Roland Dürre
Freitag, der 29. November 2013

brand eins im Dezember

brandeins122013brand eins
gibt es auch als „App“. Nicht nur auf Papier. Deshalb dieses Bild.

Ich bin aber hier noch ausnahmsweise bei der Papierfraktion. Deshalb schleppe ich das brand eins schon seit gut einer Woche mit mir herum. Und kam immer nur dazu, ein wenig hinein zu schnuppern.

Heute am Freitag ist es dann im Büro doch ein wenig ruhiger. Und ich schaue mir das brand eins genauer an. Quasi zur Vorfreude aufs Wochenende.

Diesmal ist der Schwerpunkt Zeitgeist. „Den Zeitgeist verstehen ist das Motto, die Botschaft auf dem Titelblatt heißt „Du bist so neunziger„. Trifft jetzt auf mich nicht so zu, fühle ich mich doch eher als ein „sechziger“ – allerdings nicht im Fußball – oder ein „siebziger“ – vielleicht sogar ein „50iger“ und hoffe da kein falscher. Schon die 80iger sind mir ein wenig suspekt und von den 90igern will ich gar nicht reden – warum auch immer.
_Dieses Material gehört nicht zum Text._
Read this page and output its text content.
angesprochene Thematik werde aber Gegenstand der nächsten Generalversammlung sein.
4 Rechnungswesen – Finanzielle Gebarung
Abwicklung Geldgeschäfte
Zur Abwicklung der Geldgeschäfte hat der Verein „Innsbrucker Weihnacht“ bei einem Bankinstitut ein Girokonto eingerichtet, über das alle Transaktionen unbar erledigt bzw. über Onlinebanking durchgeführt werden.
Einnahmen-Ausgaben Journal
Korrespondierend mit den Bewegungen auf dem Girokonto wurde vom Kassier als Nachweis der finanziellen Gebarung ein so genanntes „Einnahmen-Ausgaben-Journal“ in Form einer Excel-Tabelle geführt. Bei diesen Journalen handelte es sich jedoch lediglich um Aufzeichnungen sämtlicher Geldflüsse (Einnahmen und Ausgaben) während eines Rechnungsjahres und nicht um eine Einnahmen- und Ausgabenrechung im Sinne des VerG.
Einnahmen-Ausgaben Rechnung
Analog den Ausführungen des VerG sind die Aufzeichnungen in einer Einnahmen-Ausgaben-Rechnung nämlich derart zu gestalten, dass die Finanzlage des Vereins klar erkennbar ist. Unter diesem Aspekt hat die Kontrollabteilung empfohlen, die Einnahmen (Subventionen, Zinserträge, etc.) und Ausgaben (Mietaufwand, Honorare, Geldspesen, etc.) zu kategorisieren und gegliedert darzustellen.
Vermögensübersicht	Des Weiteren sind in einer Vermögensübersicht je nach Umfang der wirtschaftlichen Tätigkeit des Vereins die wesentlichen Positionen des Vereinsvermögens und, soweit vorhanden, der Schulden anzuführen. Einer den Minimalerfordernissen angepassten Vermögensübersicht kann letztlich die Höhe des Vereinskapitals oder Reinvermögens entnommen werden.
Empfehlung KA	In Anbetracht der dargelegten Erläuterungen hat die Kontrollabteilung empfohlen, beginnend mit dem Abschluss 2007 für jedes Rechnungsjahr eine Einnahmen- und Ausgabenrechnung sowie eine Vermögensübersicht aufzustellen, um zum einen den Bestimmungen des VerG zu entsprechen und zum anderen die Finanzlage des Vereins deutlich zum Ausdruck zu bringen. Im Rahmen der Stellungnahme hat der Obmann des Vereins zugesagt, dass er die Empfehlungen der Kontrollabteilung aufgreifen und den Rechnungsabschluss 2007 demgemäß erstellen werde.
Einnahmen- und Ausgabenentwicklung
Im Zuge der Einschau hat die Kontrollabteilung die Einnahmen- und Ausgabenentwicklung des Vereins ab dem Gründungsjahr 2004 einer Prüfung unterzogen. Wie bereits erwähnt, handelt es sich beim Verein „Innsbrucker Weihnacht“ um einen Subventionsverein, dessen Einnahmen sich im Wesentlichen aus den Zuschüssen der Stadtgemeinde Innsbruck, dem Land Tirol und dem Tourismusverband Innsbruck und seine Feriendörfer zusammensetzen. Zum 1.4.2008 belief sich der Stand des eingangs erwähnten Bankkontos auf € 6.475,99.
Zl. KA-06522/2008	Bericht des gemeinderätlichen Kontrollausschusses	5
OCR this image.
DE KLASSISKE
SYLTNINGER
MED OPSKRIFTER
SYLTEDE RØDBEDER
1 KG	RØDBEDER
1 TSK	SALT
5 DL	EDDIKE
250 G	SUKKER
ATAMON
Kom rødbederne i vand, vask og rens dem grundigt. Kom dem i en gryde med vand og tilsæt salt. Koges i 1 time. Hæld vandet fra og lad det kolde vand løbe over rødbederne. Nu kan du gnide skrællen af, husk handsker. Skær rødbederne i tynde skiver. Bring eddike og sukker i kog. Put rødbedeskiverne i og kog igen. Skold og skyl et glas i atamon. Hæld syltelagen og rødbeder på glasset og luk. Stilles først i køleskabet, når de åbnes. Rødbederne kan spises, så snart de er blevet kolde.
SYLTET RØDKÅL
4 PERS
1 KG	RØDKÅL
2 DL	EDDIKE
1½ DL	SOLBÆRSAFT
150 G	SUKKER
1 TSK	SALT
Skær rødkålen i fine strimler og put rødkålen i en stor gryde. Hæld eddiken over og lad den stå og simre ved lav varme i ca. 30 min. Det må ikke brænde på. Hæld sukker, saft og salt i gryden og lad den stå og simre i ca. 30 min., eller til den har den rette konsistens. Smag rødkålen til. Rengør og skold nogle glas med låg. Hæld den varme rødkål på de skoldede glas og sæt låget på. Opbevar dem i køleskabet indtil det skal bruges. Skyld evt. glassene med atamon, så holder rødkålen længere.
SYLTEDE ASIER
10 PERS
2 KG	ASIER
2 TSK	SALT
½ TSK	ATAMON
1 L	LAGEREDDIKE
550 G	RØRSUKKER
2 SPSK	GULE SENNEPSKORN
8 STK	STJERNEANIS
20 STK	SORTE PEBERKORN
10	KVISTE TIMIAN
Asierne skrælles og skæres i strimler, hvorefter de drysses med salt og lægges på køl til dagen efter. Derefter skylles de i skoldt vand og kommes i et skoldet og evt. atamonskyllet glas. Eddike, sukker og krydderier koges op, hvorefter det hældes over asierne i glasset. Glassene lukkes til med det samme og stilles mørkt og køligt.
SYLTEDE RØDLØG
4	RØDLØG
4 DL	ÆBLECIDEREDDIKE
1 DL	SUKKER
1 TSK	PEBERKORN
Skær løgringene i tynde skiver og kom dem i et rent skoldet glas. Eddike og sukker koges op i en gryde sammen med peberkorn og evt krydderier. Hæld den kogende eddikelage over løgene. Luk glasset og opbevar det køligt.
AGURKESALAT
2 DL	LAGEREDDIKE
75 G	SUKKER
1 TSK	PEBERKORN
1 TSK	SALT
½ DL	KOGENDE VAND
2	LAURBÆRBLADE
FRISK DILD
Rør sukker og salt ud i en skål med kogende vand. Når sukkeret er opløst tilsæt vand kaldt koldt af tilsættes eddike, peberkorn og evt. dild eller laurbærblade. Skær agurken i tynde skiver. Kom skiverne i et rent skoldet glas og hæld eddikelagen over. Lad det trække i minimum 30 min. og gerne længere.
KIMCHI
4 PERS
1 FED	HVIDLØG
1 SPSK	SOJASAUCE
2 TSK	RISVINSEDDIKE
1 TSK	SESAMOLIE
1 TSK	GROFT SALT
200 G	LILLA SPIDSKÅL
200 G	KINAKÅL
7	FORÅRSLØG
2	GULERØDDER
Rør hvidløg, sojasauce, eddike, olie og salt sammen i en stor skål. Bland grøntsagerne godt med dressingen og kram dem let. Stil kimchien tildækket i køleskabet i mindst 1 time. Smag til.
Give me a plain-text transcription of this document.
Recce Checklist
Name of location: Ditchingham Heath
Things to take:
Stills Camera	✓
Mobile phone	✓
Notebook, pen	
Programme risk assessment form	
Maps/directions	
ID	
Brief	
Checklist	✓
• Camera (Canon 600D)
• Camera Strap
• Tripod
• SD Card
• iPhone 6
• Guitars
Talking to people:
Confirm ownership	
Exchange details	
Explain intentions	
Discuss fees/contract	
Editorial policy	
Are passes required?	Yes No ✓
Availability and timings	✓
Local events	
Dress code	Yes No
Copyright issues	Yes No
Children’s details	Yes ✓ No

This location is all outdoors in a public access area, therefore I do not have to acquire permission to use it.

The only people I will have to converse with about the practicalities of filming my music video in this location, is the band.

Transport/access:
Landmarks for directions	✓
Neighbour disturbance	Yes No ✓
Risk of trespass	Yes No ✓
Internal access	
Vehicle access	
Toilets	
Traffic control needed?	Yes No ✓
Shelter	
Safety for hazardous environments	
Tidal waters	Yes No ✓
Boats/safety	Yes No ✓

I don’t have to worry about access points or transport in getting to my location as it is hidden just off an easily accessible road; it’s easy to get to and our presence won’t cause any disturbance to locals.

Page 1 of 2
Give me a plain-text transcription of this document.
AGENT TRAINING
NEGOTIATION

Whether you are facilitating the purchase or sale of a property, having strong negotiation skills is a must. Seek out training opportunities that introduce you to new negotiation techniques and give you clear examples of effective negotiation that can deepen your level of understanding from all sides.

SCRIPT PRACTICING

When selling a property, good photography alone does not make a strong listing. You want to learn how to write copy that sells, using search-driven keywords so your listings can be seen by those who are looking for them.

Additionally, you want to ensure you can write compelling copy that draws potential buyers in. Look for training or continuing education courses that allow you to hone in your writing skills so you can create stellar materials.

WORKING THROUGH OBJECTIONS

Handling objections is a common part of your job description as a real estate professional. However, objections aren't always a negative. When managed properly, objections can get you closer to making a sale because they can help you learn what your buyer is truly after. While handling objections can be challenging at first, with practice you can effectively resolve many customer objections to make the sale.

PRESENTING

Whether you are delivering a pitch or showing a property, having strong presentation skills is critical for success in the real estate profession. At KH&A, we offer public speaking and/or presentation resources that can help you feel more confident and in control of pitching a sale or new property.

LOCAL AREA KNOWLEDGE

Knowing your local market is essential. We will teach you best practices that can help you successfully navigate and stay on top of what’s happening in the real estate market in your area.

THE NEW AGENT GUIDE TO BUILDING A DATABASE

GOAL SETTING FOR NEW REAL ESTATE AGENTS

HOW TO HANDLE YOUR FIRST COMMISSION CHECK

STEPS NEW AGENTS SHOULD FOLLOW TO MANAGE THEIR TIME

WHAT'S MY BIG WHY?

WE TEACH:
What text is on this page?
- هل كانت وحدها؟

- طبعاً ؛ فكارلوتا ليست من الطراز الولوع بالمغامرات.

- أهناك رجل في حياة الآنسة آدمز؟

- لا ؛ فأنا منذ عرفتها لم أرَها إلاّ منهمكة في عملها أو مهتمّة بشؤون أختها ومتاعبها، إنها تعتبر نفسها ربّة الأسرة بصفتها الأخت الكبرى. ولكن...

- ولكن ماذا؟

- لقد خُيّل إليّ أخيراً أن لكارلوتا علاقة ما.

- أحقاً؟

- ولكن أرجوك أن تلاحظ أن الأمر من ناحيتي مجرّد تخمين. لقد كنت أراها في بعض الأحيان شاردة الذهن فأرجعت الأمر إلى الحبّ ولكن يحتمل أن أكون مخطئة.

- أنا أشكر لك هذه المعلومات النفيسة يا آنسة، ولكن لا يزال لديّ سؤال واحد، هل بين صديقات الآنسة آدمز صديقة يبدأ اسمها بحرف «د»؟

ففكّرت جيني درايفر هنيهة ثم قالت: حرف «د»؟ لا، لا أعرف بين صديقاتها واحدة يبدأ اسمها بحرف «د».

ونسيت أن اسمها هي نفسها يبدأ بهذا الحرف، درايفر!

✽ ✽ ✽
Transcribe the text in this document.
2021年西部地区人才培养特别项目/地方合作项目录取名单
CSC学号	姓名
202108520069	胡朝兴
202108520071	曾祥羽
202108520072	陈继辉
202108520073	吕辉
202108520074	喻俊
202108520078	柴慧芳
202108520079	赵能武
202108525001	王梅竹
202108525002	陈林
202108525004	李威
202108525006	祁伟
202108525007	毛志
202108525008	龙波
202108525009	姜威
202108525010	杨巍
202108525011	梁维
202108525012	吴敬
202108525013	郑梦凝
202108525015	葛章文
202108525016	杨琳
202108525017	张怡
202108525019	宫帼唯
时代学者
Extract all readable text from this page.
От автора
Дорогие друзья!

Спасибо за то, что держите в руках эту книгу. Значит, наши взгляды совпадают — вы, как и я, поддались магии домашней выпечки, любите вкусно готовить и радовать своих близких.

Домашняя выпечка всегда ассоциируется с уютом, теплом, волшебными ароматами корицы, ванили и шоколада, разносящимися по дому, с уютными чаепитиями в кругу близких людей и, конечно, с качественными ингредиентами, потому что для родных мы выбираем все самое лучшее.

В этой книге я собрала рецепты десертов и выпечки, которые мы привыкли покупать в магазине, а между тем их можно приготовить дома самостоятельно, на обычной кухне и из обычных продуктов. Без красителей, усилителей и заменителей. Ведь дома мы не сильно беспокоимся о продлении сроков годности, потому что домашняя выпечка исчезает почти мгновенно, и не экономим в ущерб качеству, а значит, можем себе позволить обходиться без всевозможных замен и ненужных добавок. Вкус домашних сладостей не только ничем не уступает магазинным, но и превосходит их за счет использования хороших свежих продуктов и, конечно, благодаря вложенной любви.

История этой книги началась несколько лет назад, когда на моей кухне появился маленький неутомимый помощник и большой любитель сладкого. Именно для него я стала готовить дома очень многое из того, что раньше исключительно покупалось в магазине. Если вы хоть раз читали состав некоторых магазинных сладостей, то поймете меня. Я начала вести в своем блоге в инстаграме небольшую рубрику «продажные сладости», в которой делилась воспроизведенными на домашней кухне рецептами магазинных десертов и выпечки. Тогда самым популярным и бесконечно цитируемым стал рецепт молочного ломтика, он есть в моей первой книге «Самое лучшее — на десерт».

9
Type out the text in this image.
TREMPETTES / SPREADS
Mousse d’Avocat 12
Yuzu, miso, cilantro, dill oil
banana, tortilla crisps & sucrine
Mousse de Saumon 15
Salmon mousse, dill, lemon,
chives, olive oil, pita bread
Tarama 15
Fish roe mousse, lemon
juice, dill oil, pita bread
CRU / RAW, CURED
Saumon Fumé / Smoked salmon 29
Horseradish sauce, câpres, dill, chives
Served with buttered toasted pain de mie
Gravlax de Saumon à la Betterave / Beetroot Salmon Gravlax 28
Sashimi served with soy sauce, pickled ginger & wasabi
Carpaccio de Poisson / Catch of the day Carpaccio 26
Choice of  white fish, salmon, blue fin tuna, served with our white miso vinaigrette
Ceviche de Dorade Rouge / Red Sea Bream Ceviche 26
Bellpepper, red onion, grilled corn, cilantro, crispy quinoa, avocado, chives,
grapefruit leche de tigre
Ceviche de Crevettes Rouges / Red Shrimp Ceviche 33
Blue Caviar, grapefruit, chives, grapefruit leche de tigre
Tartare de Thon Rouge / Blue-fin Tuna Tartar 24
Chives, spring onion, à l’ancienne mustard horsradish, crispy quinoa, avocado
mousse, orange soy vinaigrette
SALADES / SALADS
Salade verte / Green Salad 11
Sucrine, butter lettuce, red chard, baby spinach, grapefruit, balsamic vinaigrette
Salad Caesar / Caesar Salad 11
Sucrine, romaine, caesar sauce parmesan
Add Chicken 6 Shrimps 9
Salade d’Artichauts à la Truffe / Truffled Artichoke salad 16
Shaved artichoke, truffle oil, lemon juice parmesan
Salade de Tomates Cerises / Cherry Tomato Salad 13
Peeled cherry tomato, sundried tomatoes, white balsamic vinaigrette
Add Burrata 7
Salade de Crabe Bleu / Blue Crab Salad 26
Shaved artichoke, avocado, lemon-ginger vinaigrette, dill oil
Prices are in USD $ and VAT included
Und was sind wir eigentlich aktuell? Die Null-Nuller?

Zum Heft:

Ich mag es wieder. Auch wenn mich die Heft-Mitte mit 10 Seiten Anzeige mal wieder ermahnt, dass ich mich doch ein wenig schicker an ziehen sollte. Fühle mich da an meine Mutter erinnert, die auch immer an mir auszusetzen hatte, „wie ich denn wieder daher kommen würde“. Da musste ich früher durch – und heutzutage hilft dann nur schnelles Überblättern.

Ansonsten haben mir schon die kurzen Artikel, die ich bisher so anschauen konnte, doch auch wieder einiges Neues gebracht. Nicht nur die „Die Welt in Zahlen“. Soviel auch zum Stichwort „Rohstoffverbrauch“.

Bei ein paar Artikeln habe ich auch eigene Assoziationen. Da haben zum Beispiel vor 20 Jahren zwei Brüder angefangen, aus Lastwagen-Planen Taschen herzustellen (Seite 98). Und waren damit erfolgreich. Da fällt mir dann sofort ein, dass ich so ganz tolle Fahrradtaschen habe. Und dass da jemand wohl vor 25 Jahren angefangen hat, ganz tolle Fahrradtaschen aus LKW-Planen herzustellen. Kann aber auch Zufall sein, wie so vieles im Leben.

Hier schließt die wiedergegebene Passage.